By the time I began targeting these big goldens this spring, the pond I was most interested in had closed to fishing. I had one other small body of water I had confidence in, but decided to try some other ponds in the vicinity as well. One of them is a spot I'm very familiar with but had never caught a golden shiner at. One day, while targeting crappie and big bluegill there, I got lucky and nabbed two decent goldens.
That was probably a bit of a fluke. I tried there a few more times but failed to get another shiner. The pond I already knew about though was giving me the hardest possible time. Its bluegills were proving to be exceptionally annoying. Catching more than 150 of them each trip was beginning to feel like the definition of insanity. I'd caught a nice golden on my first visit this year, before I had decided to specifically look for them. I couldn't understand why I wasn't able to get any more. Finally, just when I was at wit's end, I got what I was after.

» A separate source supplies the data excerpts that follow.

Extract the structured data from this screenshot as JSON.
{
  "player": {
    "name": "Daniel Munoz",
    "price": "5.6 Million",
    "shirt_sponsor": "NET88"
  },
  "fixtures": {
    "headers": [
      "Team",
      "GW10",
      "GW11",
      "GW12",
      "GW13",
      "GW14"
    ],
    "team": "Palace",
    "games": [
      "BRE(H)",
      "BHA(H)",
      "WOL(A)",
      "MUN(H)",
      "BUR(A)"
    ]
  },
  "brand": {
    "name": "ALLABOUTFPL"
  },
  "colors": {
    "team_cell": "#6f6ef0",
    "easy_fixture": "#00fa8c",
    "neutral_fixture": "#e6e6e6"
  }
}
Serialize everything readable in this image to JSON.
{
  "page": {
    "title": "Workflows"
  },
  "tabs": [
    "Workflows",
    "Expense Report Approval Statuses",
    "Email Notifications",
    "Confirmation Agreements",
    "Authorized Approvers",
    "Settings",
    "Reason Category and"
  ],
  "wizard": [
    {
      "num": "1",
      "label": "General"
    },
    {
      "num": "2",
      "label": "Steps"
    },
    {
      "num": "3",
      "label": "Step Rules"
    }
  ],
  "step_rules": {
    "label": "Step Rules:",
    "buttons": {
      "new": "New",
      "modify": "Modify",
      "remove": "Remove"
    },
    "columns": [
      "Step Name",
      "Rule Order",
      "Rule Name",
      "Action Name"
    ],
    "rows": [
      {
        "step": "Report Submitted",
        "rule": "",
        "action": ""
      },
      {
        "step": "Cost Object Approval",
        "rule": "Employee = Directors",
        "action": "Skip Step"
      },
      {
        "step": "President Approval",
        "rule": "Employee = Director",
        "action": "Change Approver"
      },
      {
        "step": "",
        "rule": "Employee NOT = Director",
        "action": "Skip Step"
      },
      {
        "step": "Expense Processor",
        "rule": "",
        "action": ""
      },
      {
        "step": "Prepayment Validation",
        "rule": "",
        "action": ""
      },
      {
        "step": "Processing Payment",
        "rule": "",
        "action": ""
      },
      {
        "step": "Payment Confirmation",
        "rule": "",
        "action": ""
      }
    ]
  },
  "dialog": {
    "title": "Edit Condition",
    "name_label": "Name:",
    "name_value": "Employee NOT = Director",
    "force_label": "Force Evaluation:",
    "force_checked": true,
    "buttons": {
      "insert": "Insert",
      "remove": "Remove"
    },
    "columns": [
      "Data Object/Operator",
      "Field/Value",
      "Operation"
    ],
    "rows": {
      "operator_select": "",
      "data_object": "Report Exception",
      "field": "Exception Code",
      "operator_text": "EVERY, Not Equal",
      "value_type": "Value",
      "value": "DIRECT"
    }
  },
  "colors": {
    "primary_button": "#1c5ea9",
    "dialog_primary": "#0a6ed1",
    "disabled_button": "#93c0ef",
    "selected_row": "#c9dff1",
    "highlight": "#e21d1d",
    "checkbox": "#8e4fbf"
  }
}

Goldens don't really fight, even a big one isn't that big, and I have no use for them as bait. I just find them fascinating and beautiful for some reason. I understand why European anglers enjoy targeting big roach and rudd. Catching a large, wild specimen of any fish species is a challenge worth pursuing. It requires a far deeper understanding of a fish's ecology and behavior than does simply going out and catching just any fish.